I have a VPN subscription which allows me to connect to servers in many different countries. The service allows me to pick a country, or to let it do it randomly.
Back when you could get on Hulu through an American server, I could see it making sense to pick an American server to access that.
But if you have no interest in accessing country blocked content, I’m wondering if there’s any advantage/disadvantage/risk to randomly selecting server or using ones in the same country all the time?
I appreciate any input. Thanks.
In a word, speed. Some servers have a higher bandwidth to your connection than others.
Thank you for both of your comments. Knowing the trade offs between speed and storage of identifable information is helpful. My service claims to not keep logs. I was wondering if someone used a server in the same country all the time (Poland, Romania, or Croatia for example), if that somehow made them easier to track or more identifiable…it’s basically what I was trying to get to in my original post.
My VPN subscription also allows connections to many different countries, selected either manually or automatically. It also allows each subscription up to 5 concurrent VPN connections.
I have set up VPN policy routing on my software router. The router maintains 3 concurrent VPN connections all the time, all to the same 3 different preselected servers. One connection is to a server in the same city as I’m located. Guests using my wireless AP have their connections routed through it. Since it’s “local”, any geographically sensitive applications the guests are using on their devices will behave as they would expect. Also the connection is fast so they don’t notice any delay.

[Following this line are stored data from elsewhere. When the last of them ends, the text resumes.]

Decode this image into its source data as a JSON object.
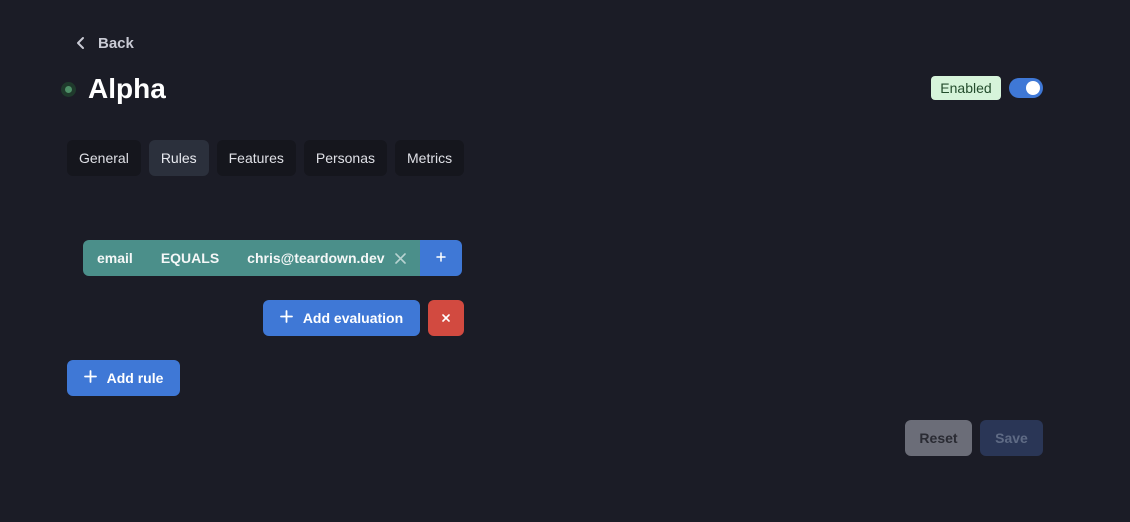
{
  "header": {
    "back_label": "Back",
    "title": "Alpha",
    "status_badge": "Enabled",
    "toggle_on": true
  },
  "tabs": [
    {
      "label": "General",
      "active": false
    },
    {
      "label": "Rules",
      "active": true
    },
    {
      "label": "Features",
      "active": false
    },
    {
      "label": "Personas",
      "active": false
    },
    {
      "label": "Metrics",
      "active": false
    }
  ],
  "rule": {
    "field": "email",
    "operator": "EQUALS",
    "value": "chris@teardown.dev",
    "add_label": "+"
  },
  "actions": {
    "add_evaluation": "Add evaluation",
    "delete": "×",
    "add_rule": "Add rule",
    "reset": "Reset",
    "save": "Save"
  },
  "icons": {
    "back": "chevron-left-icon",
    "status": "status-dot-icon",
    "remove": "close-icon",
    "plus": "plus-icon"
  },
  "colors": {
    "background": "#1b1c26",
    "accent": "#3f78d6",
    "rule_pill": "#4b8f8a",
    "danger": "#d24a40",
    "enabled_badge_bg": "#d6f4da"
  }
}
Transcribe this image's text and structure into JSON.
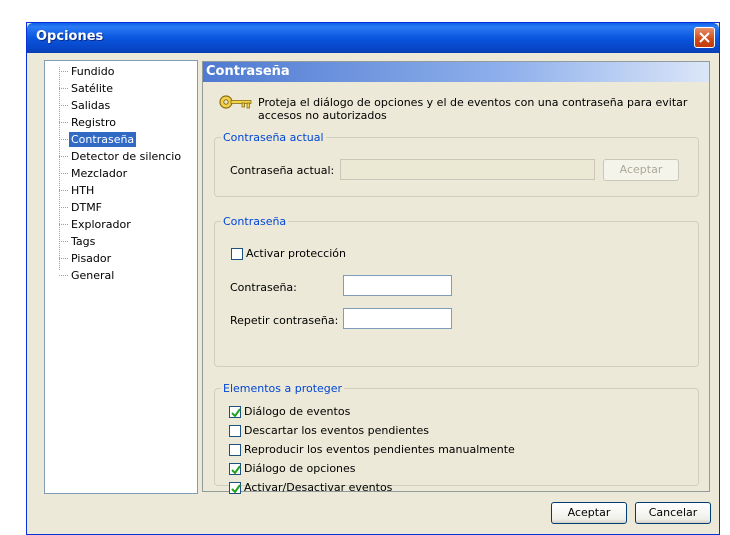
{
  "window": {
    "title": "Opciones"
  },
  "tree": {
    "items": [
      {
        "label": "Fundido"
      },
      {
        "label": "Satélite"
      },
      {
        "label": "Salidas"
      },
      {
        "label": "Registro"
      },
      {
        "label": "Contraseña"
      },
      {
        "label": "Detector de silencio"
      },
      {
        "label": "Mezclador"
      },
      {
        "label": "HTH"
      },
      {
        "label": "DTMF"
      },
      {
        "label": "Explorador"
      },
      {
        "label": "Tags"
      },
      {
        "label": "Pisador"
      },
      {
        "label": "General"
      }
    ],
    "selected": "Contraseña"
  },
  "panel": {
    "title": "Contraseña",
    "description": "Proteja el diálogo de opciones y el de eventos con una contraseña para evitar accesos no autorizados",
    "key_icon": "key-icon"
  },
  "current_password": {
    "group_title": "Contraseña actual",
    "label": "Contraseña actual:",
    "value": "",
    "button_label": "Aceptar"
  },
  "password": {
    "group_title": "Contraseña",
    "activate_label": "Activar protección",
    "activate_checked": false,
    "password_label": "Contraseña:",
    "password_value": "",
    "repeat_label": "Repetir contraseña:",
    "repeat_value": ""
  },
  "protect": {
    "group_title": "Elementos a proteger",
    "items": [
      {
        "label": "Diálogo de eventos",
        "checked": true
      },
      {
        "label": "Descartar los eventos pendientes",
        "checked": false
      },
      {
        "label": "Reproducir los eventos pendientes manualmente",
        "checked": false
      },
      {
        "label": "Diálogo de opciones",
        "checked": true
      },
      {
        "label": "Activar/Desactivar eventos",
        "checked": true
      }
    ]
  },
  "footer": {
    "ok_label": "Aceptar",
    "cancel_label": "Cancelar"
  },
  "colors": {
    "titlebar": "#0a56de",
    "selection": "#316ac5",
    "group_title": "#0046d5",
    "face": "#ece9d8"
  }
}
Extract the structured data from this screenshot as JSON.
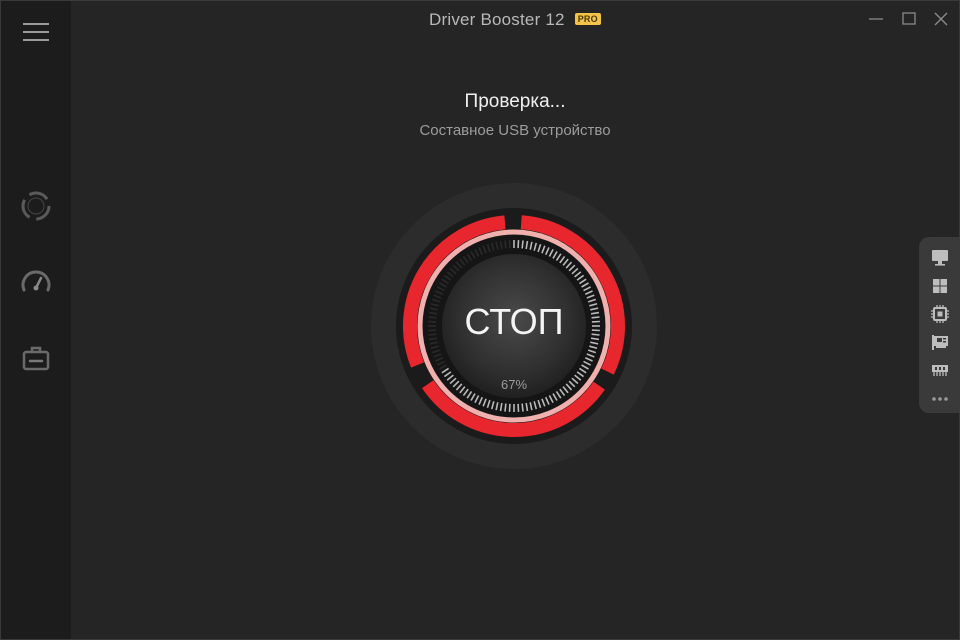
{
  "app": {
    "title": "Driver Booster 12",
    "badge": "PRO"
  },
  "status": {
    "title": "Проверка...",
    "subtitle": "Составное USB устройство"
  },
  "scan": {
    "button_label": "СТОП",
    "progress_label": "67%",
    "progress": 0.67
  },
  "colors": {
    "accent": "#e8262d",
    "accent_light": "#f4b3b0",
    "badge": "#f3c34a"
  },
  "sidebar": {
    "items": [
      {
        "icon": "hamburger-menu-icon"
      },
      {
        "icon": "scan-icon"
      },
      {
        "icon": "speedometer-icon"
      },
      {
        "icon": "toolbox-icon"
      }
    ]
  },
  "right_panel": {
    "items": [
      {
        "icon": "monitor-icon"
      },
      {
        "icon": "windows-icon"
      },
      {
        "icon": "chip-icon"
      },
      {
        "icon": "network-card-icon"
      },
      {
        "icon": "memory-icon"
      },
      {
        "icon": "more-icon"
      }
    ]
  }
}
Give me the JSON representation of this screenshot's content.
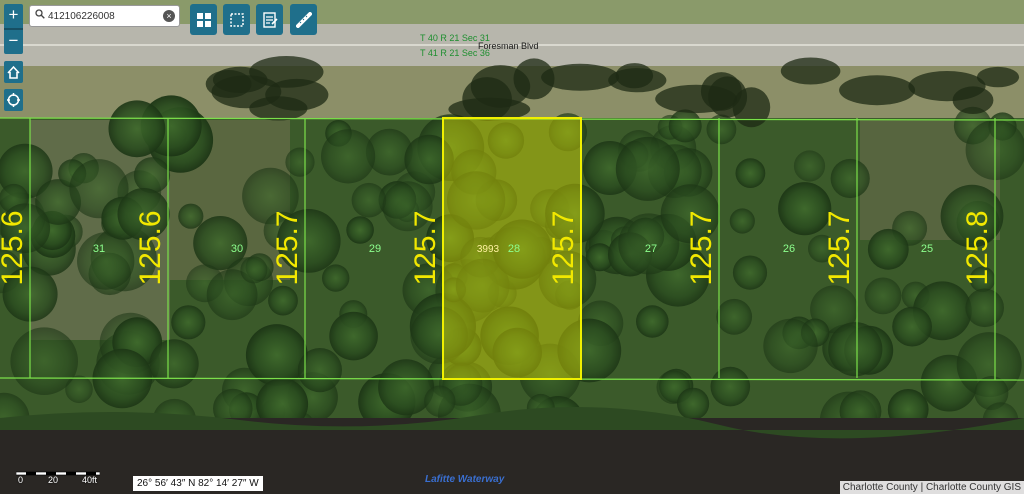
{
  "search": {
    "value": "412106226008"
  },
  "toolbar": {
    "zoom_in": "+",
    "zoom_out": "−",
    "tools": [
      "layers-icon",
      "select-icon",
      "report-icon",
      "measure-icon"
    ]
  },
  "map": {
    "road_name": "Foresman Blvd",
    "section_label_1": "T 40 R 21 Sec 31",
    "section_label_2": "T 41 R 21 Sec 36",
    "waterway_name": "Lafitte Waterway",
    "lots": [
      {
        "number": "31",
        "depth": "125.6"
      },
      {
        "number": "30",
        "depth": "125.6"
      },
      {
        "number": "29",
        "depth": "125.7"
      },
      {
        "number": "28",
        "depth": "125.7",
        "address": "3993",
        "selected": true
      },
      {
        "number": "27",
        "depth": "125.7"
      },
      {
        "number": "26",
        "depth": "125.7"
      },
      {
        "number": "25",
        "depth": "125.7"
      },
      {
        "number": "",
        "depth": "125.8"
      }
    ],
    "left_depth": "125.6",
    "colors": {
      "parcel_line": "#7be04a",
      "selected_fill": "#e6e600",
      "depth_text": "#f2e800",
      "lot_number": "#8dff8d"
    }
  },
  "scale_bar": {
    "ticks": [
      "0",
      "20",
      "40ft"
    ]
  },
  "coordinates": "26° 56′ 43″ N 82° 14′ 27″ W",
  "attribution": "Charlotte County | Charlotte County GIS"
}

When I post on Usenet, the NNTP traffic from my machine is routed through a different VPN connection, one that has an IP address resolving to be in the same country as most of the other posters. Likewise, sent E-mail, depending on where it’s going, is routed through still another connection. In some cases, I want my IP address masked, but still appearing to be from the city I’m in. In other cases, I want more anonymity.

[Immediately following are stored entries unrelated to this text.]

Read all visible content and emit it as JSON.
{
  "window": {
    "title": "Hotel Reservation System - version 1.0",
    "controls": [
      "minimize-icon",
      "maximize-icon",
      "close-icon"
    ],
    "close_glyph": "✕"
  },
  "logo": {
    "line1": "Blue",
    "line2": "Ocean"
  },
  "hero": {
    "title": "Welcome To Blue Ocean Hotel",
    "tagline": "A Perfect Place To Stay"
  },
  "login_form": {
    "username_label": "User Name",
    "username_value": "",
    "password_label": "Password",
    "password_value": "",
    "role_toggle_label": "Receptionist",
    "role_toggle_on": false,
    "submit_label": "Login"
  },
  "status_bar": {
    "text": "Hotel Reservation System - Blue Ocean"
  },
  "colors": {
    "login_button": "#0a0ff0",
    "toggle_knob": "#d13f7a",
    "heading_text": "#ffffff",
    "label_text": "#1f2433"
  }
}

So, in my case, I prefer selecting country-specific servers to suit my needs.
Well, here’s some general information. If you allow your VPN provider to auto select for you, you will get the server with the overall lowest ping, lowest load, and highest available bandwidth each time you go to connect. I do this 90% of the time unless I’m trying to circumvent country locks for some specific reason.
The privacy based conspiracy theorists don’t like using auto connect, and the reason is this: In order for your VPN company to figure out where you connect you, they have to take your IP address, store it for a second, then ping a bunch of servers relative to your real IP to select which one to move you do. The conspiracy theorist doesn’t like the idea.
I don’t think it’s any different than connecting directly though, in reality, because the VPN company still has to note and temporarily store your real IP to hand it off to the VPN server anyway. As long as the VPN company isn’t writing your IP to disk and saving it, I don’t think it matters either way.
So my advice: use the auto connect feature. You tend to get good speeds with less server load by doing so.
I don’t think so. Not if your VPN company isn’t keeping logs. I’d use the same server over and over for performance if I got better performance from doing that. Don’t worry about making it easier to track. Most VPNs have tons of people on the same server anyway. You are bound to share that IP with others.